During the flash crash last Thursday, JPY and gold got the safe haven bids as investors fleed risk assets. Gold is a rational safe haven, considering the central bank policies of today, and indeed gold just made a new closing high today in terms of USD, after making new highs in EUR, CHF, GBP, and various other currencies recently. The yen, on the other hand, is less obvious of a choice as far as safe havens, considering Japan’s ballooned debt-to-GDP, which finally will put pressure on JGBs as the next wave of the financial crisis hits. The JPY’s strength as equities declined on Thursday reveals the carry trade nature of this market, as the JPY is the lowest-yielding of currencies and most apt to be carried for risk assets. Indeed, the selloff in EUR/JPY on Thursday preceded (and in my opinion, catalyzed) the risk asset crash. With the EUR back to near lows and commodities selling off, the EUR/JPY is close to breaking back down to crash levels, and in the process, close to catalyzing another wave down in equities in my opinion.

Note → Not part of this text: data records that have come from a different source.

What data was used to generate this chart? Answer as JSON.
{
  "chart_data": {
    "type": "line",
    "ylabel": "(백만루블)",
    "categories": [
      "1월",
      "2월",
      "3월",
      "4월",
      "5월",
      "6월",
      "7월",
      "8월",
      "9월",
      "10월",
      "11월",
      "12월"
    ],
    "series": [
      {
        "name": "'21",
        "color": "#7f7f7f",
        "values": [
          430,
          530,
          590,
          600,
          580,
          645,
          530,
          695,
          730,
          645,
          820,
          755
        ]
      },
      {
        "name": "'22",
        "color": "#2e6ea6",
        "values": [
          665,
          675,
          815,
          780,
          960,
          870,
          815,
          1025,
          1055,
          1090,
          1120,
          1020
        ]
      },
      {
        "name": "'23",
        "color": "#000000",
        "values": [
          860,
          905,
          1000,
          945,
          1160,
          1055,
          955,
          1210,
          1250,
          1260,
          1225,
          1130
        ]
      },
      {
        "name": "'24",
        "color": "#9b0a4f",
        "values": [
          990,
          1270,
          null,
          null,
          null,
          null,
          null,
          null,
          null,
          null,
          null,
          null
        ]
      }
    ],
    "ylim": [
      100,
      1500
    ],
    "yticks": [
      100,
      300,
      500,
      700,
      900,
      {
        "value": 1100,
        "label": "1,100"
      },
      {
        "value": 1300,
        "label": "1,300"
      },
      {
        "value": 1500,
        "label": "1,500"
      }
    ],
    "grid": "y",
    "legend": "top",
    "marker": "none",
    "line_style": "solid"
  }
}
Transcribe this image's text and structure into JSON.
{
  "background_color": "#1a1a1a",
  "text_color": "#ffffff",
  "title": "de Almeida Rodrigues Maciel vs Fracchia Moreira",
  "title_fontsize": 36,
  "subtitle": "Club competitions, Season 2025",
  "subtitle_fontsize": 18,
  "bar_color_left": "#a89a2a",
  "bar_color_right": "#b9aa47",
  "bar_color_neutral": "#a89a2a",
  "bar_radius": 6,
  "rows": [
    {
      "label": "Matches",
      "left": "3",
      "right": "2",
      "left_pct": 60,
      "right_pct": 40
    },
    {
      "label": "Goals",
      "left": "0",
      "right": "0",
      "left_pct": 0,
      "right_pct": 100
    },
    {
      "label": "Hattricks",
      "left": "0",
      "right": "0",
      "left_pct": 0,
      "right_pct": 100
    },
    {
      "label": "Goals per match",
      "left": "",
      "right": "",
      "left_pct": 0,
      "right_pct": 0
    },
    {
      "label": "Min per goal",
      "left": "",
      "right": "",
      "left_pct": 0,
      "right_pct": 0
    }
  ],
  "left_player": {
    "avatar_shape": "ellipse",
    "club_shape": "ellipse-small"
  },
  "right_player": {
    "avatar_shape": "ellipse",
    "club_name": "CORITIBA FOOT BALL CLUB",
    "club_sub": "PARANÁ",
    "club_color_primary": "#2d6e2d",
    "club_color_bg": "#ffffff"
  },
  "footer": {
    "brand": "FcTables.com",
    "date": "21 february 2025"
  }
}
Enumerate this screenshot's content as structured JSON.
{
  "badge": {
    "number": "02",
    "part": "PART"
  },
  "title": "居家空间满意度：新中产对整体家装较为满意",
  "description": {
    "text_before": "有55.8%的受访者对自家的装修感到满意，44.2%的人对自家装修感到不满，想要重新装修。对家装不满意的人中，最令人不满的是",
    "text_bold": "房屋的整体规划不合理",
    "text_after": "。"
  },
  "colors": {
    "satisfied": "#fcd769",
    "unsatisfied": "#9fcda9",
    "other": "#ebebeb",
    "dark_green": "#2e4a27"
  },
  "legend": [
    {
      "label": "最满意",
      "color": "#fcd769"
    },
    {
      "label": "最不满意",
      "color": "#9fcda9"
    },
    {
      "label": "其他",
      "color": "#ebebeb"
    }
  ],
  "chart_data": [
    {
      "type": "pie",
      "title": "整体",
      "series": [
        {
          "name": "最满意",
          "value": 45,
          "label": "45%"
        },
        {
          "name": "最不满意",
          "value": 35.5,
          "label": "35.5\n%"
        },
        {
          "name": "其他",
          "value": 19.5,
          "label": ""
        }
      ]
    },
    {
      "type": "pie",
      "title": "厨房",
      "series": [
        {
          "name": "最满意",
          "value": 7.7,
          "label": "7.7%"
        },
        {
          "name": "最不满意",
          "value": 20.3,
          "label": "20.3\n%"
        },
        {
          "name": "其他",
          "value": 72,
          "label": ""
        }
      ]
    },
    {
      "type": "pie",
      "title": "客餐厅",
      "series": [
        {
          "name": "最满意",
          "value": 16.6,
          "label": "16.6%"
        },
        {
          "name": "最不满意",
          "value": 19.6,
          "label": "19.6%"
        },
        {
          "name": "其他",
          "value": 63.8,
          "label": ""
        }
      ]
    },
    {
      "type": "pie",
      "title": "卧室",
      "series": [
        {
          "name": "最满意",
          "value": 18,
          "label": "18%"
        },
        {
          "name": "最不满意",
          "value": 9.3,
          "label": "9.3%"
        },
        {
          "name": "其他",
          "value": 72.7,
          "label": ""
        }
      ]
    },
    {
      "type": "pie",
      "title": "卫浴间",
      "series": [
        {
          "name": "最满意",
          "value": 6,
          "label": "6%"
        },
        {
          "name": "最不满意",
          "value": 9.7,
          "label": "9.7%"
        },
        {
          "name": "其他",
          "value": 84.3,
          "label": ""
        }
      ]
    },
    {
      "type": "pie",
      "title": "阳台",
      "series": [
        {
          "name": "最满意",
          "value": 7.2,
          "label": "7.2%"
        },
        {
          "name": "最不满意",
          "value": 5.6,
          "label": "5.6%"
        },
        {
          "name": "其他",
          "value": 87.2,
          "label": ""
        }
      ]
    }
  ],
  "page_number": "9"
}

The charts will tell but things are once again getting interesting, and the huge volatility in the euro, especially with the massive selling into the bailout gap-up, could be a harbinger of worse to come, especially considering the record bid-to-cover in the recent 3yr Tsy auction. Risk aversion is here and even if we get a short-term bounce on some sort of political event/reactionary policy, it will be short-lasted and by the end of the summer/beginning of the fall, it should be clear that the next wave of the financial crisis has arrived.
And sovereign debt crises are much more political and have worse economic and social consequences (trade wars, revolts, riots, civil wars, and even world wars) than financial/private debt crises.